Amazon are still playing games in the UK. In the only accounts they publish for the UK they're declaring less than a quarter of the sale they really make here. It looks that they pay less tax here than they should as a result. And when it comes to the tax rate that they say declare, in the US they say they pay 20% tax. But in the UK, looking at the cash they actually pay over, it's a bit over 6%. So it looks like the UK is short-changed.

But we don't know if that's the whole story, or not. That's because we know that Amazon still also trades through a branch of their Luxembourg operation in the UK. But although they publish the accounts of that company as a whole at Companies House what they don't show is how much of its profit and tax paid relate to the UK sales. So Amazon is still leaving us in the dark.

The tax abuse may not have ended as yet in that case. If we only know about one quarter of their sales, and know they only pay tax here at one third of the rate they do oin the US then then they are decalrin maybe only a twelth of the tax that we miught expect in the UK. That would suggest they should be paying more than £50 million when they are actually opaying less than £4 million.

It's time we did know what is happening.

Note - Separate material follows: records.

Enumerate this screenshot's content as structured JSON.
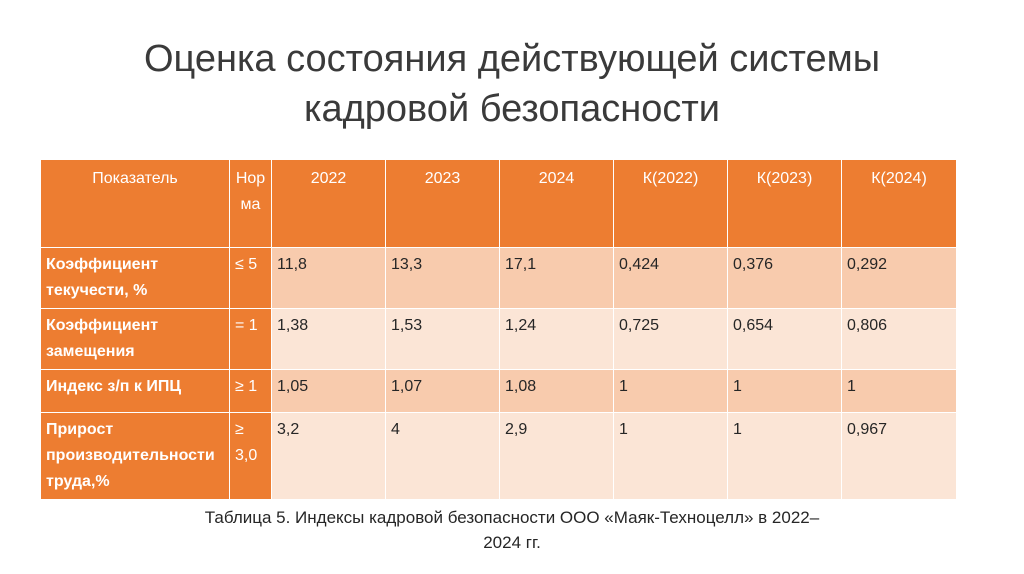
{
  "title": "Оценка состояния действующей системы кадровой безопасности",
  "table": {
    "headers": [
      "Показатель",
      "Нор ма",
      "2022",
      "2023",
      "2024",
      "К(2022)",
      "К(2023)",
      "К(2024)"
    ],
    "rows": [
      {
        "label": "Коэффициент текучести, %",
        "norm": "≤ 5",
        "v2022": "11,8",
        "v2023": "13,3",
        "v2024": "17,1",
        "k2022": "0,424",
        "k2023": "0,376",
        "k2024": "0,292"
      },
      {
        "label": "Коэффициент замещения",
        "norm": "= 1",
        "v2022": "1,38",
        "v2023": "1,53",
        "v2024": "1,24",
        "k2022": "0,725",
        "k2023": "0,654",
        "k2024": "0,806"
      },
      {
        "label": "Индекс з/п к ИПЦ",
        "norm": "≥ 1",
        "v2022": "1,05",
        "v2023": "1,07",
        "v2024": "1,08",
        "k2022": "1",
        "k2023": "1",
        "k2024": "1"
      },
      {
        "label": "Прирост производительности труда,%",
        "norm": "≥ 3,0",
        "v2022": "3,2",
        "v2023": "4",
        "v2024": "2,9",
        "k2022": "1",
        "k2023": "1",
        "k2024": "0,967"
      }
    ]
  },
  "caption": "Таблица 5. Индексы кадровой безопасности ООО «Маяк-Техноцелл» в 2022–2024 гг.",
  "colors": {
    "header": "#ed7d31",
    "row_dark": "#f8cbad",
    "row_light": "#fbe5d6"
  }
}
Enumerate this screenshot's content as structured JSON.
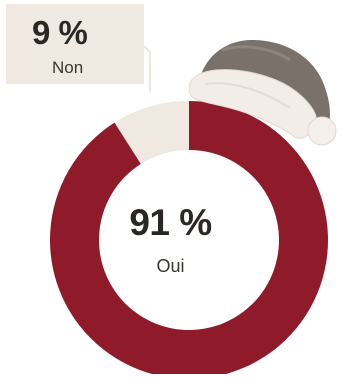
{
  "chart_data": {
    "type": "pie",
    "donut": true,
    "slices": [
      {
        "label": "Oui",
        "value": 91,
        "value_text": "91 %",
        "color": "#8e1a2a"
      },
      {
        "label": "Non",
        "value": 9,
        "value_text": "9 %",
        "color": "#efe9e1"
      }
    ]
  },
  "decoration": {
    "hat_icon": "santa-hat-icon"
  }
}
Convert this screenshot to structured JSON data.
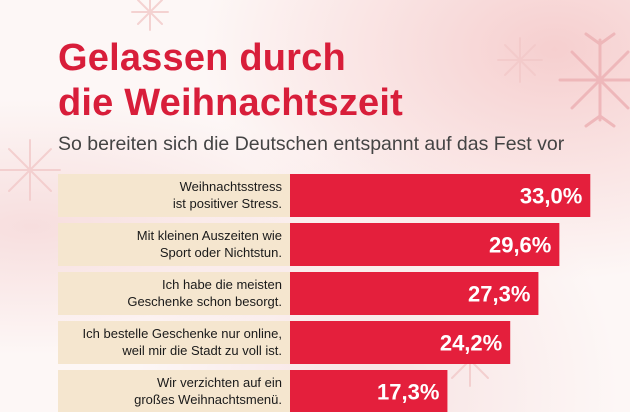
{
  "title_line1": "Gelassen durch",
  "title_line2": "die Weihnachtszeit",
  "subtitle": "So bereiten sich die Deutschen entspannt auf das Fest vor",
  "colors": {
    "accent": "#d81e3a",
    "bar": "#e41f3c",
    "label_bg": "#f5e6cf"
  },
  "chart_data": {
    "type": "bar",
    "orientation": "horizontal",
    "categories": [
      [
        "Weihnachtsstress",
        "ist positiver Stress."
      ],
      [
        "Mit kleinen Auszeiten wie",
        "Sport oder Nichtstun."
      ],
      [
        "Ich habe die meisten",
        "Geschenke schon besorgt."
      ],
      [
        "Ich bestelle Geschenke nur online,",
        "weil mir die Stadt zu voll ist."
      ],
      [
        "Wir verzichten auf ein",
        "großes Weihnachtsmenü."
      ]
    ],
    "values": [
      33.0,
      29.6,
      27.3,
      24.2,
      17.3
    ],
    "value_labels": [
      "33,0%",
      "29,6%",
      "27,3%",
      "24,2%",
      "17,3%"
    ],
    "unit": "%"
  }
}
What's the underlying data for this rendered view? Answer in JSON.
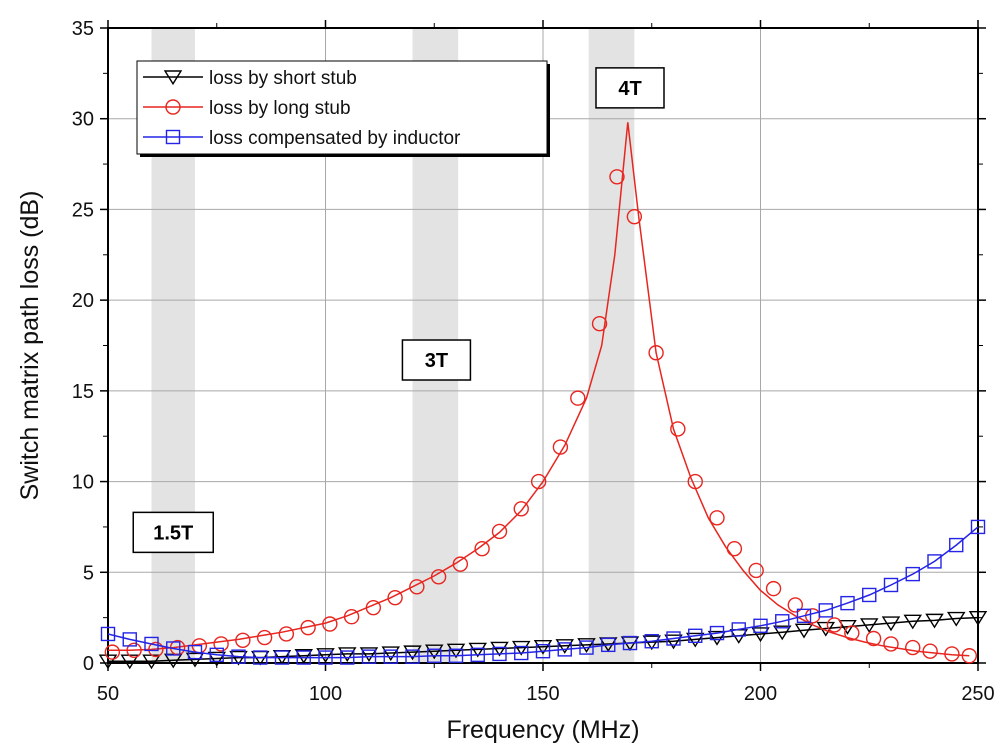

And it's time the government took action to stop this opacity happening. That would not be hard. It should require that Amazon publish accounts for all its UK operations on a consolidated basis as if they were one company. That would not be hard to do because Amazon already has to do this as part of its US tax return. Then we'd know the truth. But right now Amazon is leaving us in the dark. And the UK government is letting it get away with this.

I wanted to make the point that it's undoubtedly true that Amazon is playing games. But yet again the UK government is also failing to come to terms with the demands for accounting that meets the public's needs. It really is time that the government did so. It will continue to fail us all, and badly, until it does.